Ils n'ont pas laissé le silence les alourdir. Ils se sont beaucoup parlé. Comme si le grand frère de ma mère, ma mère et son petit frère étaient encore en 1965. Ils se sont même raconté des anecdotes datant des années 50. C'est là qu'ils ont beaucoup ri. Quand Fox s'est rappelé une anecdote, où il y défendait subtilement ma mère avec vengeance, une anecdote dont elle ne se rappelait de rien, ça a amusé tout le monde.
Je n'y étais pas quand il a raconté son anecdote. Mais je l'ai trouvé habile. Dans un moment dramatique et intense du genre, il lui a été tout naturel de raconter une histoire où un frère se braquait pour protéger sa soeur.
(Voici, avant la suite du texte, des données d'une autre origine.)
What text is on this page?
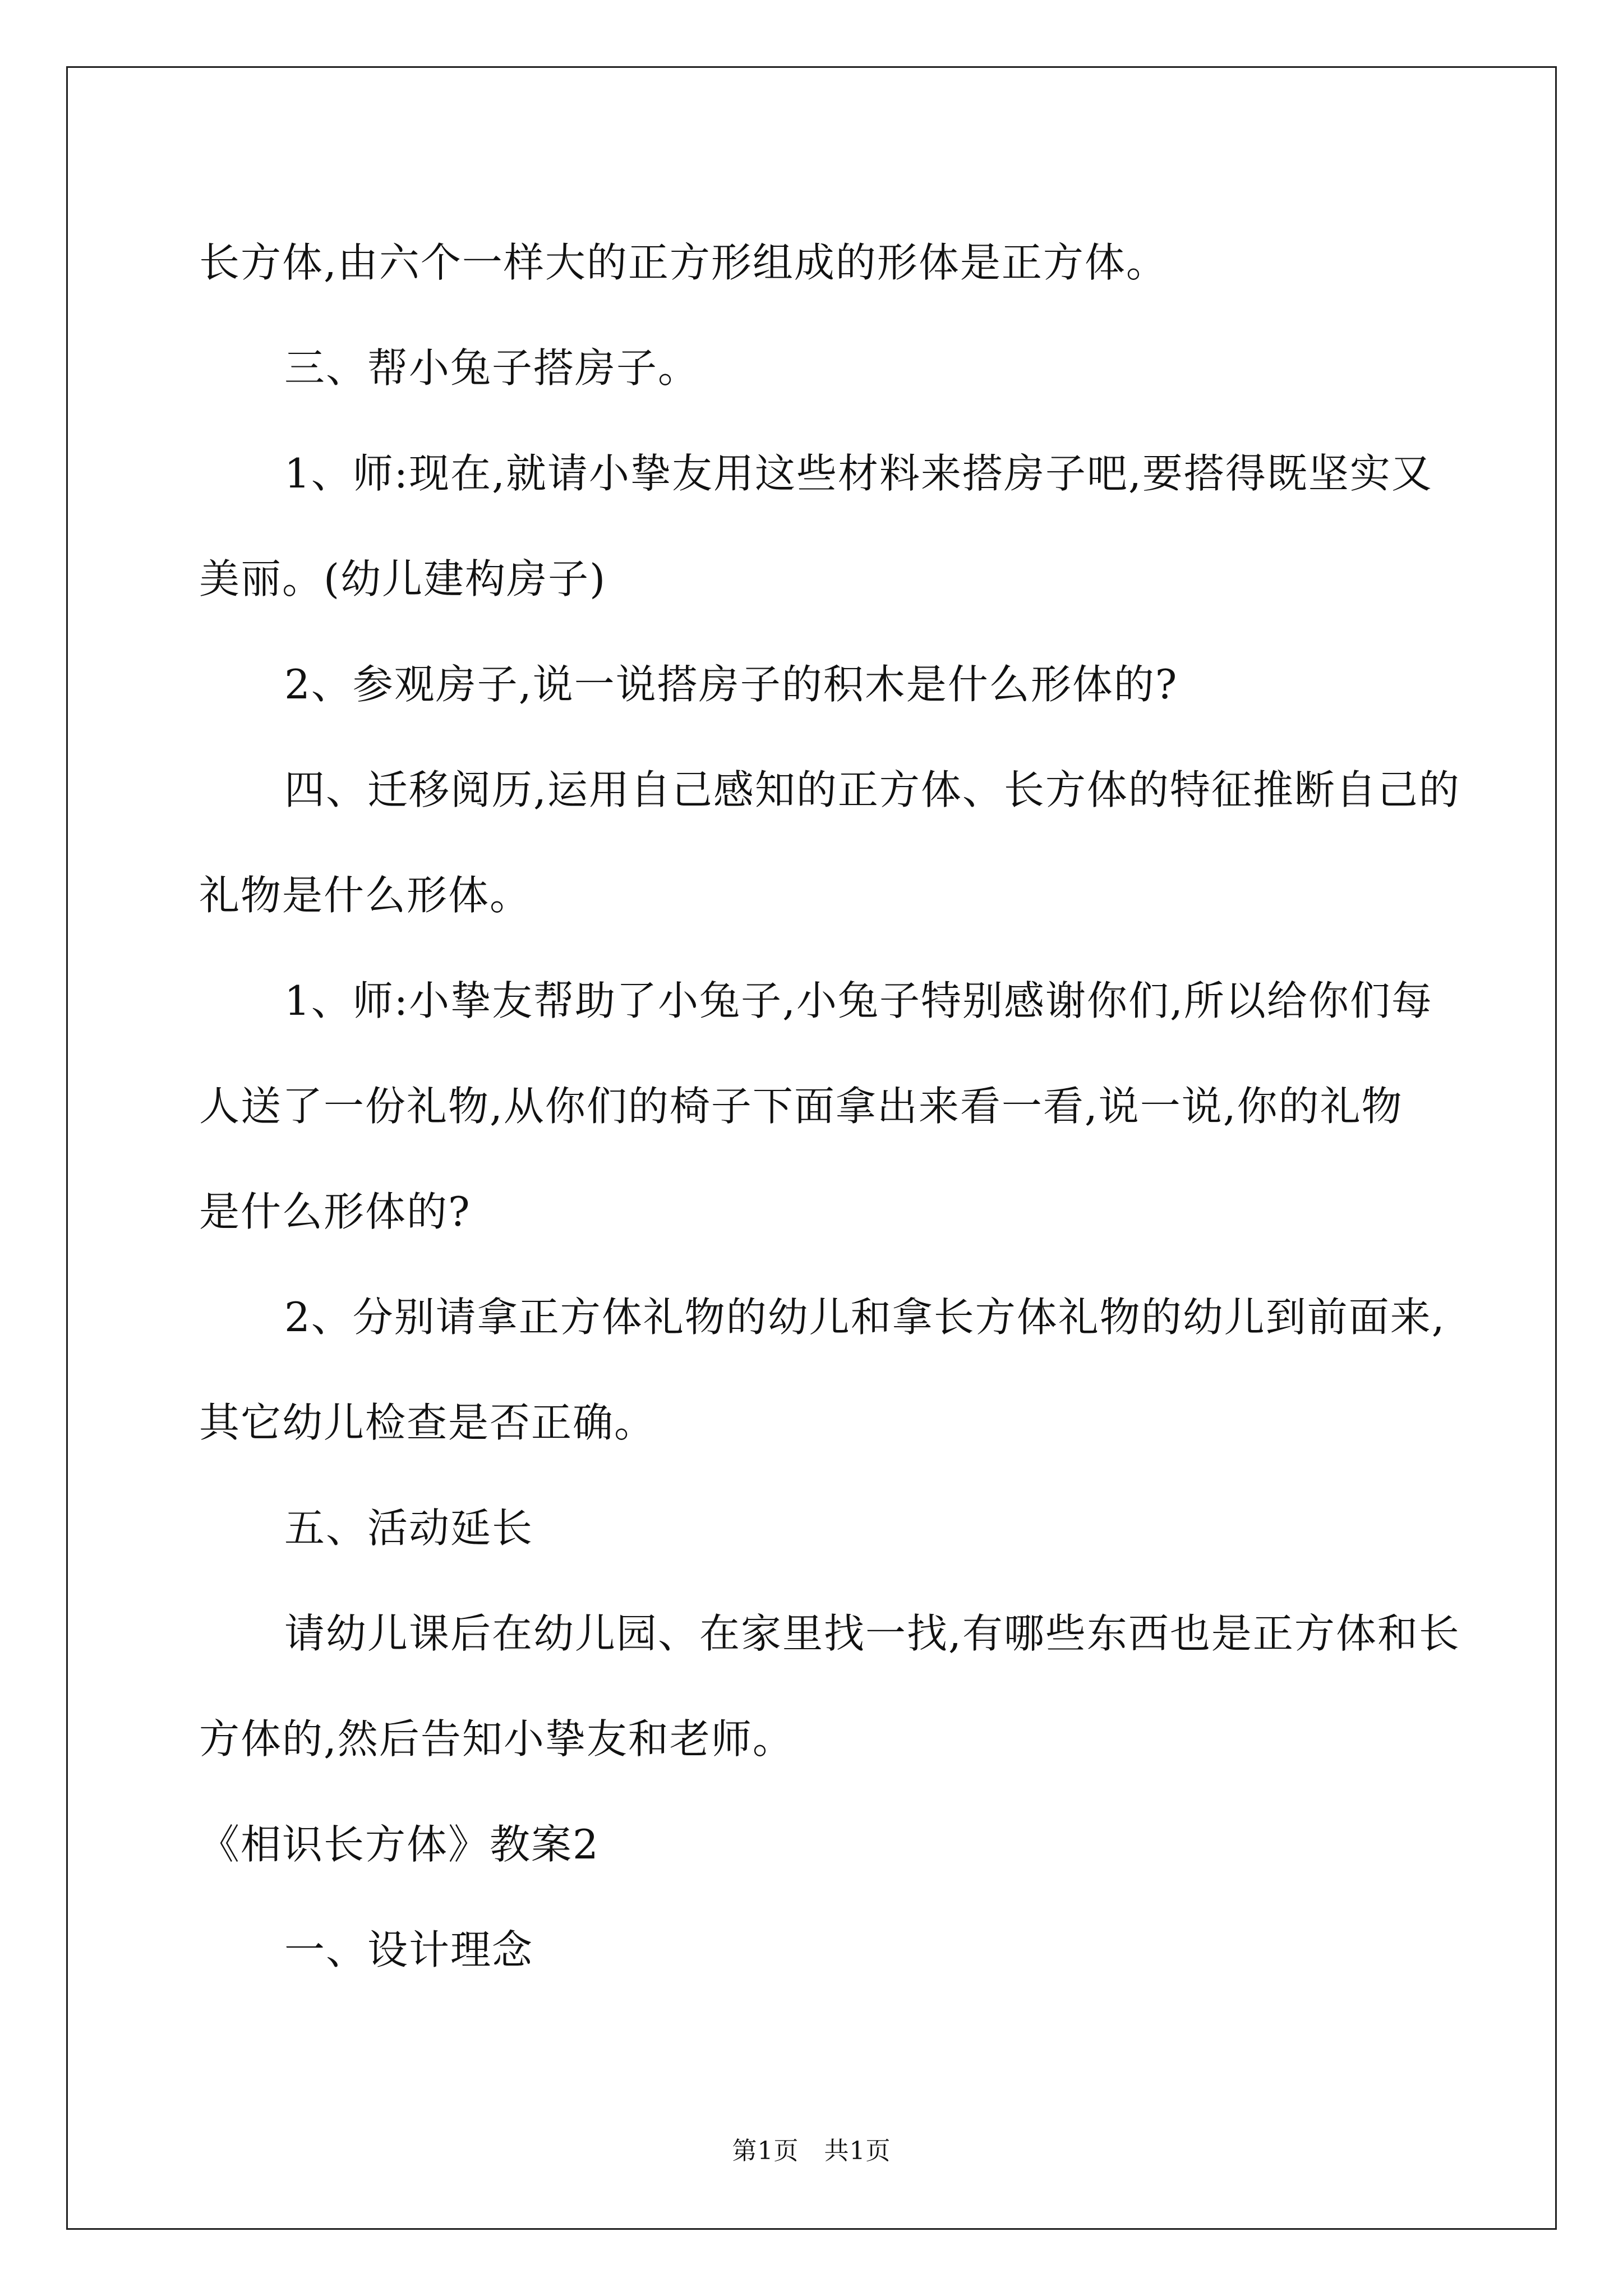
长方体,由六个一样大的正方形组成的形体是正方体。

三、帮小兔子搭房子。

1、师:现在,就请小挚友用这些材料来搭房子吧,要搭得既坚实又

美丽。(幼儿建构房子)

2、参观房子,说一说搭房子的积木是什么形体的?

四、迁移阅历,运用自己感知的正方体、长方体的特征推断自己的

礼物是什么形体。

1、师:小挚友帮助了小兔子,小兔子特别感谢你们,所以给你们每

人送了一份礼物,从你们的椅子下面拿出来看一看,说一说,你的礼物

是什么形体的?

2、分别请拿正方体礼物的幼儿和拿长方体礼物的幼儿到前面来,

其它幼儿检查是否正确。

五、活动延长

请幼儿课后在幼儿园、在家里找一找,有哪些东西也是正方体和长

方体的,然后告知小挚友和老师。

《相识长方体》教案2

一、设计理念

第1页   共1页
Qu'elle soit vraie ou non, son anecdote reflétait la situation qu'ils vivaient en ce moment. Frères, soeurs et belles soeurs unis afin de ne pas se noyer dans le chagrin et nager en eaux saines. Je l'ai toujours trouvé plus brillant que les autres cet oncle. Des deux familles confondus.
Étrangement, 5 jours après avoir appris sa mort, moi qui avait très peu pensé à Gregory dans ma vie, y ait pensé toute la journée. Je l'ai senti très près de moi. Mais ça, c'est toujours le piège du "maintenant qu'il est trop tard, qu'aurais-je du/pu vraiment faire?".
Toujours
Je pense à mon oncle, à ma tante, ma cousine.
Ma mère. Son plus jeune frère, sa compagne de vie.
Le silence ne doit plus être lourd.
Le soleil doit maintenant avoir un visage.
Il avait encore beaucoup de temps prévu devant lui.
Il le passera maintenant à veiller sur nous.
Toujours en première ligne.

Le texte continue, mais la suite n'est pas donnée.